Leonardo Cohen and colleagues focus on central nervous system adaptations to environmental challenges or lesions. Understanding the mechanisms underlying cortical plasticity can provide clues to enhance neurorehabilitative efforts. Upper limb amputation (e.g., at the elbow level) results in an increase in the excitability of body part representations in the motor cortex near the deafferented zone in the form of decreased motor thresholds, larger motor maps and a lateral shift of the center of gravity with transcranial magnetic stimulation. This increased excitability appears to be predominantly cortical in origin. The mechanisms underlying these reorganizational changes are incompletely understood, however, intracortical inhibition in the motor cortex contralateral to an amputated limb is decreased relative to healthy subjects suggesting that GABAergic inhibition may be reduced. Another issue is phantom limb pain, a condition characterized by the presence of painful perceptions referred to the missing limb. Phantom limb pain is associated with profound changes in cortical and subcortical organization. Reorganization in the primary somatosensory cortex has been demonstrated to be strongly correlated with the magnitude of phantom limb pain. Interestingly, phantom pain was more prominent in patientsin whom the motor representations of face muscles were displaced medially, possibly reflecting an invasion of the face motor representation in motor cortex.

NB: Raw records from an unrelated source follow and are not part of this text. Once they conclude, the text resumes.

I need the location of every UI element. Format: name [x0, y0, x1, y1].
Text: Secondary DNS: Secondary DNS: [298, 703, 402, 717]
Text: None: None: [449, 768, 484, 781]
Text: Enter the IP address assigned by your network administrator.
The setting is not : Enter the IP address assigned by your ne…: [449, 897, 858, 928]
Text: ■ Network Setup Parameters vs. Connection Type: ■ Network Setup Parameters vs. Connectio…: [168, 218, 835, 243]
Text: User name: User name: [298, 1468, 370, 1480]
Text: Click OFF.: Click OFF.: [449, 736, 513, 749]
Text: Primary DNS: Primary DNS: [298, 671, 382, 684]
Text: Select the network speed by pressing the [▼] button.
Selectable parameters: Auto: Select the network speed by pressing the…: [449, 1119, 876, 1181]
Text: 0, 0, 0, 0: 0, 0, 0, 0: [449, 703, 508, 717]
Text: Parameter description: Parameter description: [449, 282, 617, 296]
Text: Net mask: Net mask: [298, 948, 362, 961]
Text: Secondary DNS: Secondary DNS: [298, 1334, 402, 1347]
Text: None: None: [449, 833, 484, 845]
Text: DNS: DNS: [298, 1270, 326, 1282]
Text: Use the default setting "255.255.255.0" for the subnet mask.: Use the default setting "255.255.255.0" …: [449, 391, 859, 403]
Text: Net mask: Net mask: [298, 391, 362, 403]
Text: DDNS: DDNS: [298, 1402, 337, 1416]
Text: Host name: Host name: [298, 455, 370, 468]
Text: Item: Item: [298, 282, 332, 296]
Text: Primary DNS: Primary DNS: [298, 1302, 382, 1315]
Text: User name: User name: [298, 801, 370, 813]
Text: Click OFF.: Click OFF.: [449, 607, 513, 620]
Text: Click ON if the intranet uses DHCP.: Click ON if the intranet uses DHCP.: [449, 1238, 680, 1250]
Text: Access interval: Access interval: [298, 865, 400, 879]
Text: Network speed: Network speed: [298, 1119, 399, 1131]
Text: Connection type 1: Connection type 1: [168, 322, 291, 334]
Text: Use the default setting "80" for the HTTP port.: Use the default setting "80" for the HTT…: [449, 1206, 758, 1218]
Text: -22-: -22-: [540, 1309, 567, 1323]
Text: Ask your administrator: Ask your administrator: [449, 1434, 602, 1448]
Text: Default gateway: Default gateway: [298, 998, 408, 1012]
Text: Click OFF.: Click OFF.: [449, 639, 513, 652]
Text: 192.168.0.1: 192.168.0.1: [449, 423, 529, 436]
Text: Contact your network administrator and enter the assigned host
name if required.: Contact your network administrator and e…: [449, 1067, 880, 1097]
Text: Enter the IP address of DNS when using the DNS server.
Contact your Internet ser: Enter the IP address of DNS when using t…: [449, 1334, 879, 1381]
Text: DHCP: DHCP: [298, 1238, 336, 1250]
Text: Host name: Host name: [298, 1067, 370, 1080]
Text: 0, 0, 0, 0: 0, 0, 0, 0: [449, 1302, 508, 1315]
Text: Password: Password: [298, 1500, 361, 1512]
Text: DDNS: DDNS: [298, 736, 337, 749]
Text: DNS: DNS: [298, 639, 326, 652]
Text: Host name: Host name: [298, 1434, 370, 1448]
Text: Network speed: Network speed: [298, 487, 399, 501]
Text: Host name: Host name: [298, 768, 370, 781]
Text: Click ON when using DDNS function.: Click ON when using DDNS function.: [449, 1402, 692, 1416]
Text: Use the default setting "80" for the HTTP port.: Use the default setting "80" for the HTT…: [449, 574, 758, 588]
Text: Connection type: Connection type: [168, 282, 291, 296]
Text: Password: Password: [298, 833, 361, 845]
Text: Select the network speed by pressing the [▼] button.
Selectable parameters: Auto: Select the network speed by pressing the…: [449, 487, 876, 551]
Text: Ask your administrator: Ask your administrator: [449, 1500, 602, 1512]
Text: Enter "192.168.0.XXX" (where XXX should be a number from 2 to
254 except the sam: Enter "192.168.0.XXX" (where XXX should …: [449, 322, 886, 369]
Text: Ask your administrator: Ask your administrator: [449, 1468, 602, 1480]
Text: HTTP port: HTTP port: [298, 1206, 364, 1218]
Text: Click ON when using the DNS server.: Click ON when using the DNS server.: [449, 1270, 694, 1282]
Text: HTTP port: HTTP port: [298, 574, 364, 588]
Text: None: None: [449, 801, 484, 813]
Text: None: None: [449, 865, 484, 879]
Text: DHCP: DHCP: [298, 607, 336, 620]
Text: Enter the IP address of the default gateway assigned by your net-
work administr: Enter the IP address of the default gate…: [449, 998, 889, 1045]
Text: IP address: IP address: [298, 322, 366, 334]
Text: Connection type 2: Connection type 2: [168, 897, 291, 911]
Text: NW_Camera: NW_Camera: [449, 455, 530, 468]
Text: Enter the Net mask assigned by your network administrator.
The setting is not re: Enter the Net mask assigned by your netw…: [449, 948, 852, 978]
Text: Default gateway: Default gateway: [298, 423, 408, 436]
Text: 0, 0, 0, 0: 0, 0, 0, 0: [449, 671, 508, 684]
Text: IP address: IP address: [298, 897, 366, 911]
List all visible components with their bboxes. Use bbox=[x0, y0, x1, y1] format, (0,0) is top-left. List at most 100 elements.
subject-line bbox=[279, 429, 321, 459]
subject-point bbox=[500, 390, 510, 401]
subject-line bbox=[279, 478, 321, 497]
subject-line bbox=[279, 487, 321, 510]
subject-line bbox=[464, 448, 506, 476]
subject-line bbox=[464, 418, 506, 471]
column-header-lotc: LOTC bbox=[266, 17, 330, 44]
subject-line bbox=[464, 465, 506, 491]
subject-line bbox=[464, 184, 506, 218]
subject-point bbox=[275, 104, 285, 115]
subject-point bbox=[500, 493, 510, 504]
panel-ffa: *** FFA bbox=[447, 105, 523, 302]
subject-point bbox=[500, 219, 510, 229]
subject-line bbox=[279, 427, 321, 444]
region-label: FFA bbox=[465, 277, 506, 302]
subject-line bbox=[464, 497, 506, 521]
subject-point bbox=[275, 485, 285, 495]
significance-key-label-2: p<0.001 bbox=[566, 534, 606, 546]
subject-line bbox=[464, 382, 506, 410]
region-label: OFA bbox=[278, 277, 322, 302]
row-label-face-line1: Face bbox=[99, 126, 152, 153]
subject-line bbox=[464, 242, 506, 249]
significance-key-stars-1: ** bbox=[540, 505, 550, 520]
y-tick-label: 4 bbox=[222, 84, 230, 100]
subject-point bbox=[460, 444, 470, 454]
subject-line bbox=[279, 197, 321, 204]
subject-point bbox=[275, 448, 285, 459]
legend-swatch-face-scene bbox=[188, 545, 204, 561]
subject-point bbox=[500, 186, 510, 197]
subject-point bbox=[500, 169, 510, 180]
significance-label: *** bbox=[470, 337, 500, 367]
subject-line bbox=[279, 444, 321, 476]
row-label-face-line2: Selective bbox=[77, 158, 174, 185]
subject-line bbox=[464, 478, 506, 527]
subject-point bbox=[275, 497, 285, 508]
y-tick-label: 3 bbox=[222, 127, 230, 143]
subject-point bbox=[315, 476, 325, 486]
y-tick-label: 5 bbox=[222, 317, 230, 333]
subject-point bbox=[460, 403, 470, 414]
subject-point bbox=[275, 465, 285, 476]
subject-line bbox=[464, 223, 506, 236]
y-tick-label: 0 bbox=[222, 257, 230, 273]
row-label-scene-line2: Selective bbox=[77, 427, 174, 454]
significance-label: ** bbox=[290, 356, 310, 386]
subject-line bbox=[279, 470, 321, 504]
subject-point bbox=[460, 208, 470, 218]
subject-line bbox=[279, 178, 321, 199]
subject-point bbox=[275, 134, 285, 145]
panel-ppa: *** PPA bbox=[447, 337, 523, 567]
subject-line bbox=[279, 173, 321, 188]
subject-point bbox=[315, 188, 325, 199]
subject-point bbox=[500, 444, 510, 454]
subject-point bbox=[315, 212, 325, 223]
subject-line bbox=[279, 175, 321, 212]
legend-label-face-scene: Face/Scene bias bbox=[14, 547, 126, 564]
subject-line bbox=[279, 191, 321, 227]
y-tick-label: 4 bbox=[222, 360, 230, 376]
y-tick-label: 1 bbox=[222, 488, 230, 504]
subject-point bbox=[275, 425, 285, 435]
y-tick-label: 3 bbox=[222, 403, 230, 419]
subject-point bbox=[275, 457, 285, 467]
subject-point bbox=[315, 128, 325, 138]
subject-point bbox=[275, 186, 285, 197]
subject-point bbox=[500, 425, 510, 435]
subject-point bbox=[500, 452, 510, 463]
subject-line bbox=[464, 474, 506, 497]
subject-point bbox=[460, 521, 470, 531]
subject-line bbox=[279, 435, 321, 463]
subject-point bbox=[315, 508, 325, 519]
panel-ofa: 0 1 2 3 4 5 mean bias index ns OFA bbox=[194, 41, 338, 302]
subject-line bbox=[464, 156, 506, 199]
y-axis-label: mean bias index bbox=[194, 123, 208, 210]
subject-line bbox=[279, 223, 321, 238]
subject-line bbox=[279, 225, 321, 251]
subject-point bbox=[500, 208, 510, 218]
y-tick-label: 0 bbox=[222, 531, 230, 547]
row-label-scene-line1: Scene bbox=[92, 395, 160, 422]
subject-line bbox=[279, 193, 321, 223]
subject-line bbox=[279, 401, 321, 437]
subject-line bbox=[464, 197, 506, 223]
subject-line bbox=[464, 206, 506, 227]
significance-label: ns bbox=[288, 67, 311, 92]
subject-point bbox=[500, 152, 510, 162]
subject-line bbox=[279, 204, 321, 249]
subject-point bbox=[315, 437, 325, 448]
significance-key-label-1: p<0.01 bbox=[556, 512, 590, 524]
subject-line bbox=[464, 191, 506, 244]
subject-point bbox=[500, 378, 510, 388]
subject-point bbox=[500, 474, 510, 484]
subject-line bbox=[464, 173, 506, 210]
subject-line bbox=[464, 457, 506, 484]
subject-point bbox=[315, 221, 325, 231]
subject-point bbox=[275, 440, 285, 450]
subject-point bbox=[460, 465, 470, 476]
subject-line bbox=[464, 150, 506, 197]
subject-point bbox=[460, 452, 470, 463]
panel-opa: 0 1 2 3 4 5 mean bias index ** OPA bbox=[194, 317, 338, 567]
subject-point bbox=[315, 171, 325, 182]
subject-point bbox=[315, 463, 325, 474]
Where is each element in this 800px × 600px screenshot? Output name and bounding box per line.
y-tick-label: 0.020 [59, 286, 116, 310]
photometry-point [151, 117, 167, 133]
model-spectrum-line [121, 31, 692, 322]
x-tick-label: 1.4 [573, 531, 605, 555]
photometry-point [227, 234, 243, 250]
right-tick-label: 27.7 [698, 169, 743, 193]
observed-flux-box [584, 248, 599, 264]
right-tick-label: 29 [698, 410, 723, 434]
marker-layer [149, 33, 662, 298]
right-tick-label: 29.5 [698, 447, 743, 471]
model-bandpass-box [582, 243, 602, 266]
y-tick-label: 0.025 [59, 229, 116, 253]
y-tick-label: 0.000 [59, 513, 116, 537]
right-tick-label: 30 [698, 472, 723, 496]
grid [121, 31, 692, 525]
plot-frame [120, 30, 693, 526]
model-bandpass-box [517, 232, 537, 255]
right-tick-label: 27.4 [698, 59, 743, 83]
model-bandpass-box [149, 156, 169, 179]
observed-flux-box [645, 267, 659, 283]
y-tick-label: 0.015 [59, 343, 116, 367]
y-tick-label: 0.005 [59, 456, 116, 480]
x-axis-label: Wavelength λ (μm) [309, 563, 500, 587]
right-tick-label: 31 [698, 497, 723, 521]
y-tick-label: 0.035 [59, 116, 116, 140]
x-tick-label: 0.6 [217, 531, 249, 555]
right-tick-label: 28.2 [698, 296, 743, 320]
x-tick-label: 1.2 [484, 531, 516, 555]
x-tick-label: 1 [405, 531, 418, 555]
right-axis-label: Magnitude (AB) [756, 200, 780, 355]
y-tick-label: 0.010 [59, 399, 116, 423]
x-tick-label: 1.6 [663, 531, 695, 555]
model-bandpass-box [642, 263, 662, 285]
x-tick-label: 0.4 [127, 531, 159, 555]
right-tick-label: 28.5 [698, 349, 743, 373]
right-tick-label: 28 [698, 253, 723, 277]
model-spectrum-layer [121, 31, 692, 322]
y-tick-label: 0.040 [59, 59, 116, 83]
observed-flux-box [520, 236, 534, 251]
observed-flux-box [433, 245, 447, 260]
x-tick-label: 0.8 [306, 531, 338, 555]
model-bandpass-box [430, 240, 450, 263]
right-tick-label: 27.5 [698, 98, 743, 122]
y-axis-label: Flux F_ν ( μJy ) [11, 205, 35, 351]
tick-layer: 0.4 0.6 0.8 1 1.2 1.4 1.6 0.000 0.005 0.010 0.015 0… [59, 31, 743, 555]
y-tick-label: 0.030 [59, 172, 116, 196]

In the last chapter the behavioral basis of focal hand dystonia is discussed by Nancy Byl as a form of aberrant learning in the somatic sensory cortex. The cause of this disabling movement disorder has remained elusive. It is common in productive, motivated individuals, such as musicians, who perform highly repetitive, intensive hand tasks., Their studies document degradation of the cortical somatosensory representation of the hand characterized by large receptive fields overlapped across adjacent digits, overlap of glabrous-hairy surfaces, persistence of digital receptive fields across broad cortical distances, high ratio of amplitude to latency in somatic sensory evoked field responses, and abnormal digit representation. Challenging, rewarded, repetitive behavioral tasks that require high speed, high force, precision and intense work cycles with minimal breaks accelerate the onset and severity of dystonia. The development of dystonia may be minimized if individuals use the hands in a functional, mid-range position, take frequent breaks, work at variable speeds for short durations, attend to sensory-motor feedback, and initiate digital movements with the intrinsic muscles. The central theme is that attended, progressive, rewarded, learning-based sensory-motor training consistent with the principles of neuroplasticity, can facilitate recovery of task-specific motor control.

All of the examples in this book suggest that our understanding of neural plasticity and its mechanisms is increasing at a rapid rate, and that the knowledge will modify many of the procedures now in place to improve perceptual and motor skills after brain damage.